The world has been enslaved by instant gratification. Various channels offering boosts of dopamine are taking away our productivity and valuable time, leaving us depressed and addicted to the pleasures that are one click away.
Social media use, according to psychiatrist Adriana Stacey from Fayetteville, Arkansas, acts as one such “dopamine dump,” producing transient pleasure. So,what is Dopamine? Dopamine is a neurotransmitter that is released when a person gambles, indulges in sex, consumes tasty cuisine, uses opiates, or engages in successful social interactions.
Checking social media is biologically similar to doing cocaine or playing slots, for instance. The dopamine network instructs our brains to continue performing specific actions. According to Stacey, this region of the brain is actually more hyperactive in teenagers than in adults. They lack the motivation to carry out any other tasks.
On top of this, there is a continuous information overload on our brains, further ameliorated by reward prediction error (RPE) encoding, which is deliberately encouraged by tech companies to persuade their users to stay stuck within the loop of the social media spiral.
RPE makes our brain’s reward centre yearn for more boosts of what it finds amusing—which is none other than dopamine. It serves the same purpose as a slot machine in a casino, making people anticipate and anxious for the next outcome after the wheel stops spinning.
So how do you get out of the loop? Here are some scientifically proven ways to get you out of the incessant waves of social media drunkenness.
How to Dopamine Detox
There are several methods derived by scientists that could substantially decrease your addiction to instant gratification and get you out of the loop.
First and foremost of all, practice mindfulness.
Mindless scrolling is oftentimes something that people engage in without knowing its consequences. Each time we scroll through different feeds, the brain gets a shot of dopamine, achieving a “neurological high.”
According to a Penn State University study, mindless scrolling is caused by a deep-seated fear of missing out, or FOMO.
“People tend to function on autopilot until something inside their heads or in the world around them subtly or explicitly suggests it’s time to move on.” Reaching the end of a feed is one such cue; removing the end point short-circuits that cue,” says Adam Alter, a professor at NYU’s Stern School of Business and the author of Irresistible: The Rise of Addictive Technology and the Business of Keeping Us Hooked.”
Mindfulness acts as the key to a productive regimen. You can stay mindful when you pick up the phone first thing in the morning, if you consciously and consistently plan for it beforehand. Take deep breaths and analyze the cause and effect—whether this will make you feel good or miserable after scrolling.
Keep Proximity in Check
To resist the urge and keep the proximity in check is the next step to achieving freedom from the negative spiral.
Psychologist Larry Rosen, author of The Distracted Mind: Ancient Brains in a High-Tech World, says, “The typical young adult, unlocks their phone more than 70 times per day, checking it for 3 to 4 minutes before locking it, and then repeating the same process about 10 minutes later.”
Experts suggest that putting your phone away from your bed can make you less likely to use it than when you keep it beside you. It would be better if you could move the phone to another room. The more the subject of distraction is altogether dismissed from your line of sight, the better.
Abstain from SNS
Another effective strategy to curb addictive behaviors is to take a 30-day break from every type of social networking site; allow your brain to rewire and sort out its priorities.
A study published in Cyberpsychology: Behavior and Social Networking, conducted by researchers at the University of Bath, found that even a week-long social media break can play a huge role in alleviating an individual’s mental health conditions such as depression and anxiety—assisting in freeing up a lot of time in their schedule.

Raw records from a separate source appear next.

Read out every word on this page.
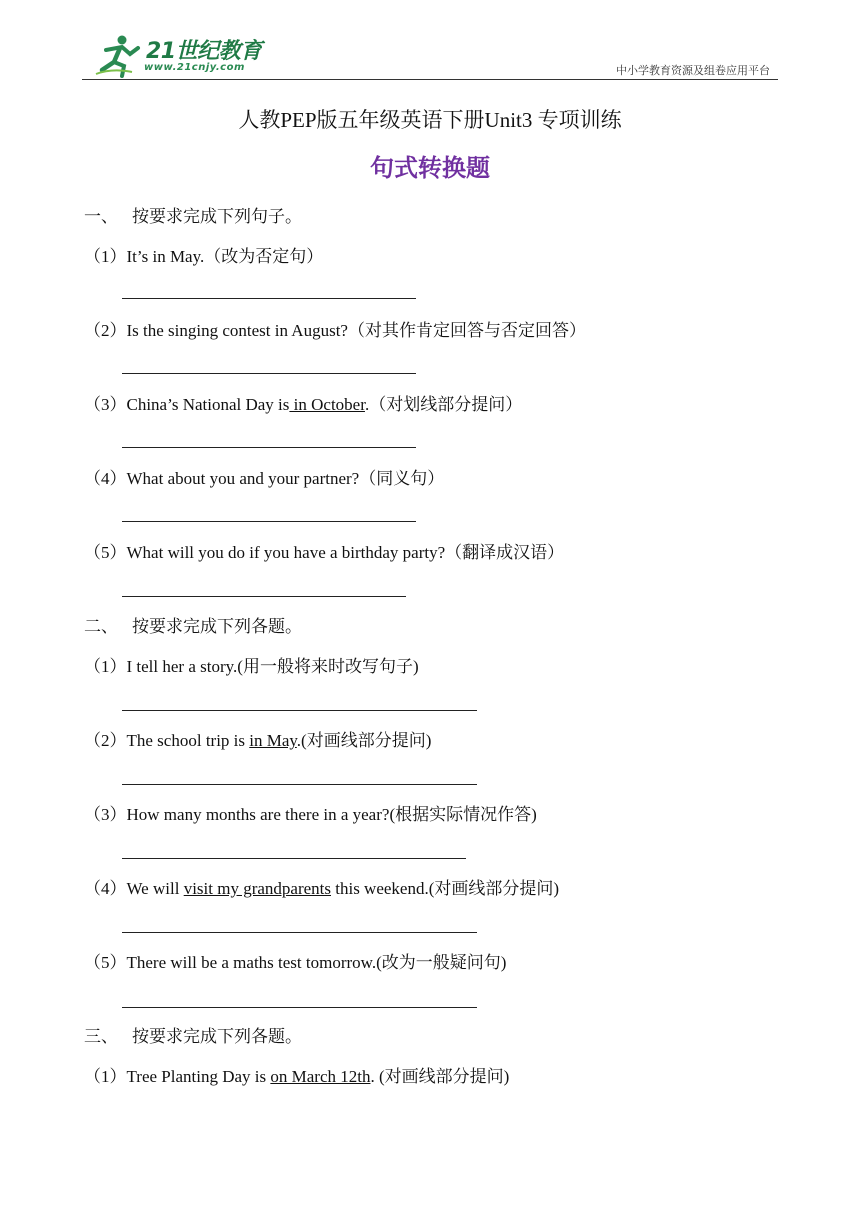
21世纪教育
www.21cnjy.com	中小学教育资源及组卷应用平台
人教PEP版五年级英语下册Unit3 专项训练
句式转换题
一、 按要求完成下列句子。
（1）It’s in May.（改为否定句）
（2）Is the singing contest in August?（对其作肯定回答与否定回答）
（3）China’s National Day is in October.（对划线部分提问）
（4）What about you and your partner?（同义句）
（5）What will you do if you have a birthday party?（翻译成汉语）
二、 按要求完成下列各题。
（1）I tell her a story.(用一般将来时改写句子)
（2）The school trip is in May.(对画线部分提问)
（3）How many months are there in a year?(根据实际情况作答)
（4）We will visit my grandparents this weekend.(对画线部分提问)
（5）There will be a maths test tomorrow.(改为一般疑问句)
三、 按要求完成下列各题。
（1）Tree Planting Day is on March 12th. (对画线部分提问)
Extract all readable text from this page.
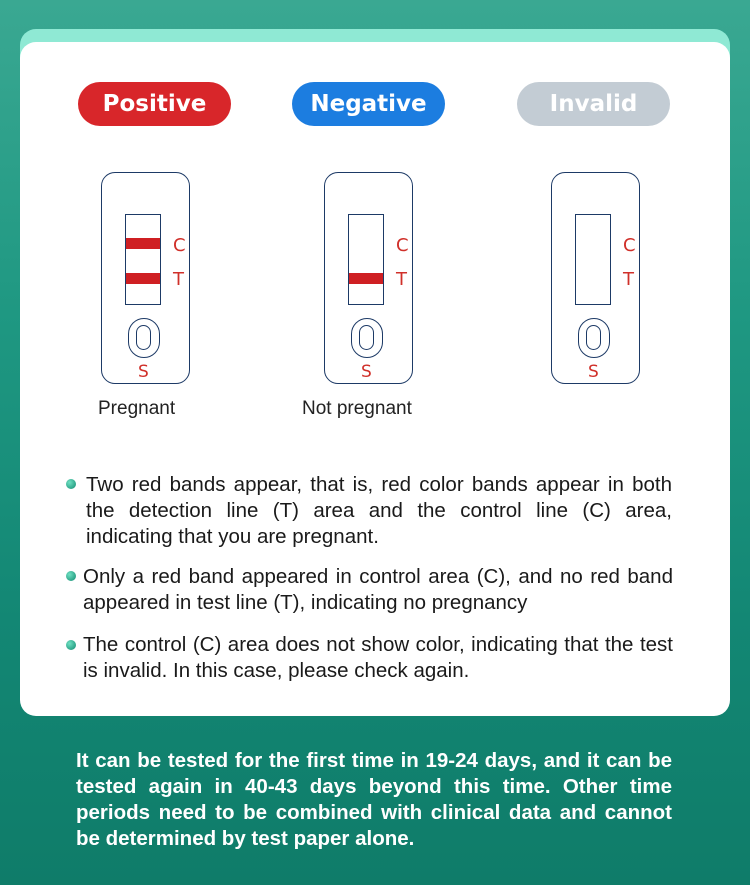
Positive	Negative	Invalid
C
T
S
C
T
S
C
T
S
Pregnant	Not pregnant
Two red bands appear, that is, red color bands appear in both the detection line (T) area and the control line (C) area, indicating that you are pregnant.
Only a red band appeared in control area (C), and no red band appeared in test line (T), indicating no pregnancy
The control (C) area does not show color, indicating that the test is invalid. In this case, please check again.
It can be tested for the first time in 19-24 days, and it can be tested again in 40-43 days beyond this time. Other time periods need to be combined with clinical data and cannot be determined by test paper alone.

“Social media (SM) has revolutionized how we communicate with each other, allowing users to interact with friends and family and meet others based on shared interests by creating virtual public profiles,” the research elaborates.
Power of Delayed Gratification
Delayed gratification, or the ability to resist the temptation for immediate rewards, can take you a long way.
According to a Stanford study called the “Marshmallow Experiment,” kids who practice delayed gratification have a great likelihood of achieving academic success later in life.
Sticking to the aforementioned steps and supervising your own schedules to assess your free time activities— and being conscious about whether your small, rectangular screen is unobtrusively taking away your valuable time—can help you practice what you really enjoy.
Hiking, playing musical instruments, or journaling—whatever gives you a sense of fulfillment and boosts your self-esteem and sense of purpose—can help you get back on track—and eventually lead a life of contentment with delayed gratification.